Granted, I’d prefer to be back at the gym every morning, but I’ve quickly learned you don’t need much equipment to get a really good workout in at home. And in a way, it feels kind of good to break out of the rut.
One thing I’ve heard a lot the last couple weeks is that gym equipment has been really hard to come by for people looking to buy something for their garage or back yard. But one thing you can still find on Amazon are resistance bands, which have become my best friends.
Fortunately, I already had a set stored in my basement that I had purchased six or seven years ago along with a DVD set of the P90X workout program, which I believe I used twice and completely stopped. I also, despite that aborted takeoff all those years ago, never took down the overhead pull-up bar that I had installed as part of my plan to add P90X to my routine.
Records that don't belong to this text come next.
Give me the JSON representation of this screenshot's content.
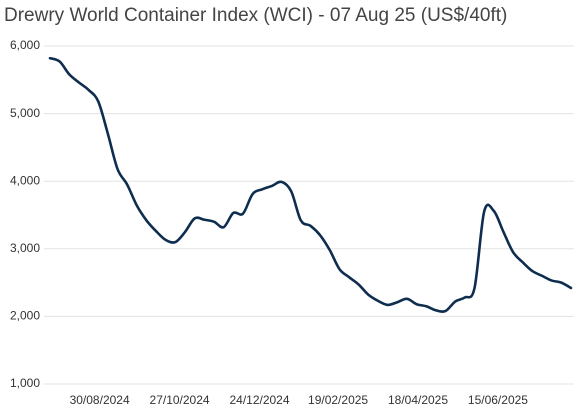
{
  "chart_data": {
    "type": "line",
    "title": "Drewry World Container Index (WCI) - 07 Aug 25 (US$/40ft)",
    "x": [
      "2024-07-25",
      "2024-08-01",
      "2024-08-08",
      "2024-08-15",
      "2024-08-22",
      "2024-08-29",
      "2024-09-05",
      "2024-09-12",
      "2024-09-19",
      "2024-09-26",
      "2024-10-03",
      "2024-10-10",
      "2024-10-17",
      "2024-10-24",
      "2024-10-31",
      "2024-11-07",
      "2024-11-14",
      "2024-11-21",
      "2024-11-28",
      "2024-12-05",
      "2024-12-12",
      "2024-12-19",
      "2024-12-26",
      "2025-01-02",
      "2025-01-09",
      "2025-01-16",
      "2025-01-23",
      "2025-01-30",
      "2025-02-06",
      "2025-02-13",
      "2025-02-20",
      "2025-02-27",
      "2025-03-06",
      "2025-03-13",
      "2025-03-20",
      "2025-03-27",
      "2025-04-03",
      "2025-04-10",
      "2025-04-17",
      "2025-04-24",
      "2025-05-01",
      "2025-05-08",
      "2025-05-15",
      "2025-05-22",
      "2025-05-29",
      "2025-06-05",
      "2025-06-12",
      "2025-06-19",
      "2025-06-26",
      "2025-07-03",
      "2025-07-10",
      "2025-07-17",
      "2025-07-24",
      "2025-07-31",
      "2025-08-07"
    ],
    "series": [
      {
        "name": "WCI",
        "color": "#0f2e4f",
        "values": [
          5820,
          5770,
          5580,
          5460,
          5350,
          5180,
          4700,
          4180,
          3950,
          3640,
          3420,
          3260,
          3130,
          3100,
          3250,
          3450,
          3430,
          3400,
          3320,
          3530,
          3520,
          3810,
          3880,
          3930,
          3990,
          3850,
          3420,
          3340,
          3200,
          2980,
          2700,
          2580,
          2470,
          2320,
          2230,
          2170,
          2210,
          2260,
          2180,
          2150,
          2090,
          2080,
          2220,
          2280,
          2420,
          3550,
          3560,
          3250,
          2950,
          2800,
          2670,
          2600,
          2530,
          2500,
          2420
        ]
      }
    ],
    "xlim": [
      "2024-07-25",
      "2025-08-07"
    ],
    "xticks": [
      {
        "value": "2024-08-30",
        "label": "30/08/2024"
      },
      {
        "value": "2024-10-27",
        "label": "27/10/2024"
      },
      {
        "value": "2024-12-24",
        "label": "24/12/2024"
      },
      {
        "value": "2025-02-19",
        "label": "19/02/2025"
      },
      {
        "value": "2025-04-18",
        "label": "18/04/2025"
      },
      {
        "value": "2025-06-15",
        "label": "15/06/2025"
      }
    ],
    "ylim": [
      1000,
      6000
    ],
    "yticks": [
      {
        "value": 1000,
        "label": "1,000"
      },
      {
        "value": 2000,
        "label": "2,000"
      },
      {
        "value": 3000,
        "label": "3,000"
      },
      {
        "value": 4000,
        "label": "4,000"
      },
      {
        "value": 5000,
        "label": "5,000"
      },
      {
        "value": 6000,
        "label": "6,000"
      }
    ],
    "grid": true
  }
}
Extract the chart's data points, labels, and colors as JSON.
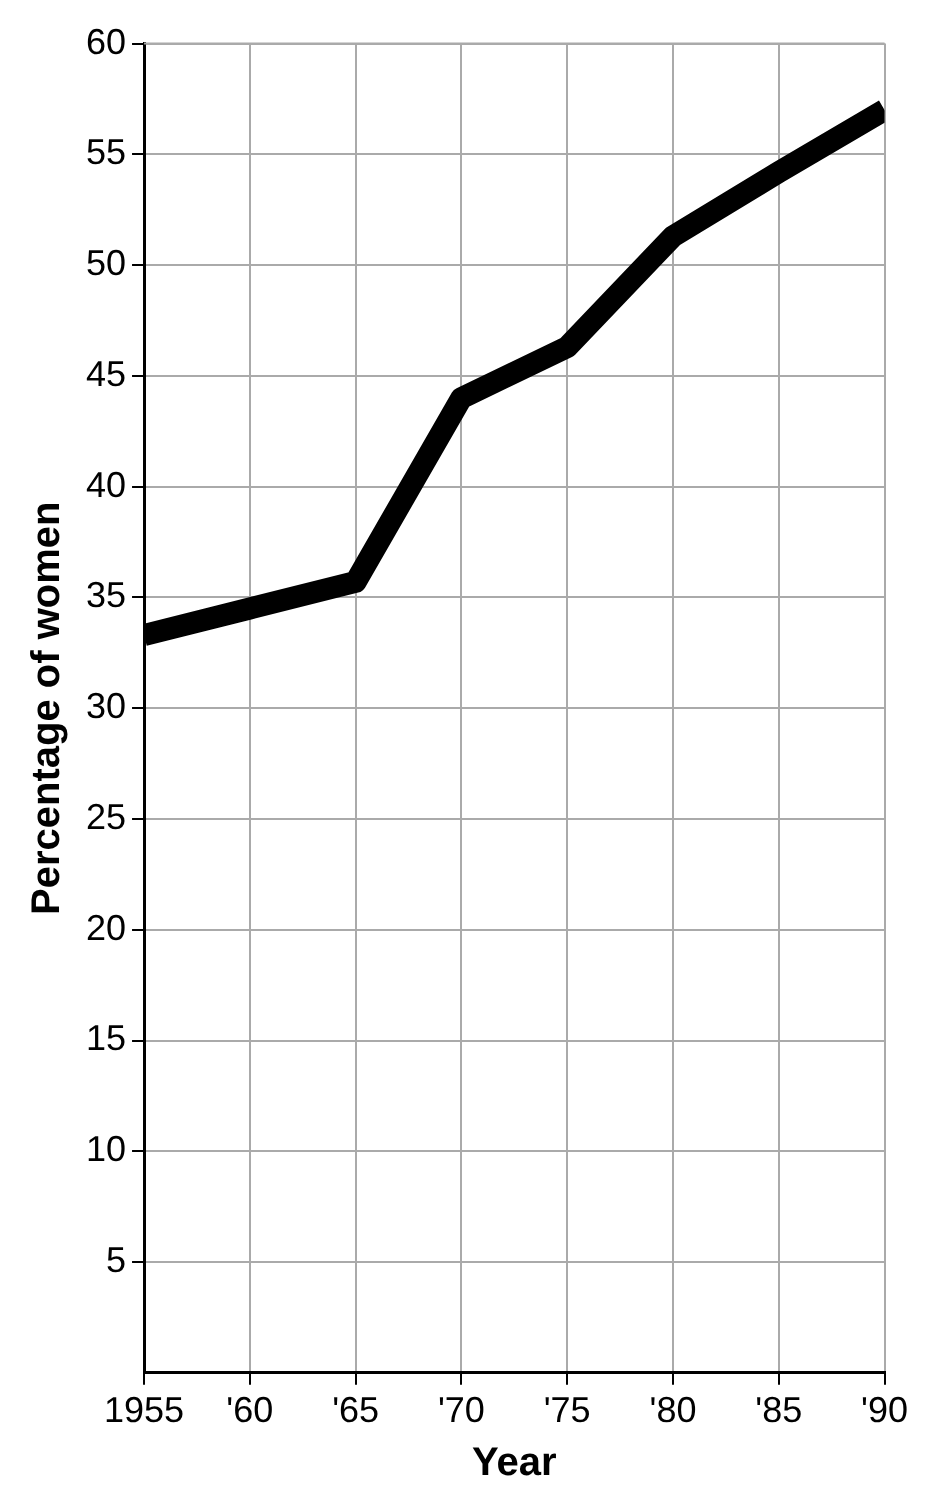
{
  "chart_data": {
    "type": "line",
    "xlabel": "Year",
    "ylabel": "Percentage of women",
    "x": [
      1955,
      1960,
      1965,
      1970,
      1975,
      1980,
      1985,
      1990
    ],
    "series": [
      {
        "color": "#000000",
        "values": [
          33.3,
          34.5,
          35.7,
          44,
          46.3,
          51.3,
          54.2,
          57
        ]
      }
    ],
    "xlim": [
      1955,
      1990
    ],
    "xticks": [
      {
        "value": 1955,
        "label": "1955"
      },
      {
        "value": 1960,
        "label": "'60"
      },
      {
        "value": 1965,
        "label": "'65"
      },
      {
        "value": 1970,
        "label": "'70"
      },
      {
        "value": 1975,
        "label": "'75"
      },
      {
        "value": 1980,
        "label": "'80"
      },
      {
        "value": 1985,
        "label": "'85"
      },
      {
        "value": 1990,
        "label": "'90"
      }
    ],
    "ylim": [
      0,
      60
    ],
    "yticks": [
      5,
      10,
      15,
      20,
      25,
      30,
      35,
      40,
      45,
      50,
      55,
      60
    ],
    "grid": true,
    "legend": false,
    "marker": "none",
    "line_style": "solid"
  }
}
Now, I realize why I didn’t stick with P90X in the first place: It’s really hard. If you follow the instructions from Tony Horton in the videos, you’re going to get a high-intensity cross-training workout that forces you to rep to failure and immediately pivot to a different muscle group before coming back and doing another set.
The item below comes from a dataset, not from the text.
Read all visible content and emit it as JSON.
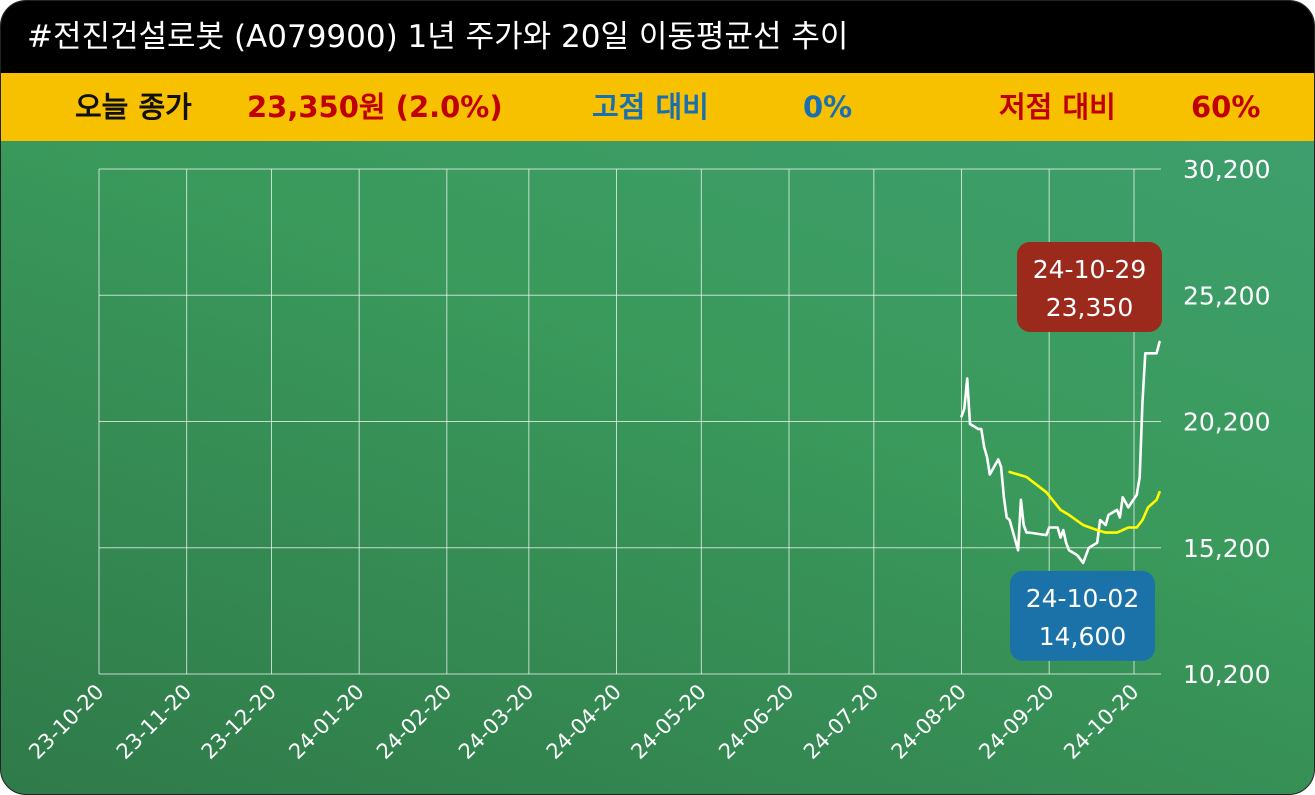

There’s nothing really complicated about these exercises, but between the moves that use your body weight and others with resistance bands, I’m exhausted and dripping with sweat by the end of the 50-minute workout, which includes a warm-up and cool-down stretch period.
And because of how consistently sore I’ve been 24 hours later with the muscle groups targeted in that day’s video, I know I’m getting a great workout and really pushing myself — probably more than I have in the gym lately.
Hopefully, that will translate to being in better shape when the world finally returns back to normal. No, I won’t be able to do heavy lifts for awhile, but with a simple mental adjustment of my goals, I can use this time to get leaner and more flexible and possibly even stronger.
As we buckle in for at least another month of social distancing, hopefully that’s enough to keep me motivated and coming back to those DVDs and resistance bands every day. I miss the gym for sure, but this isn’t so bad for now.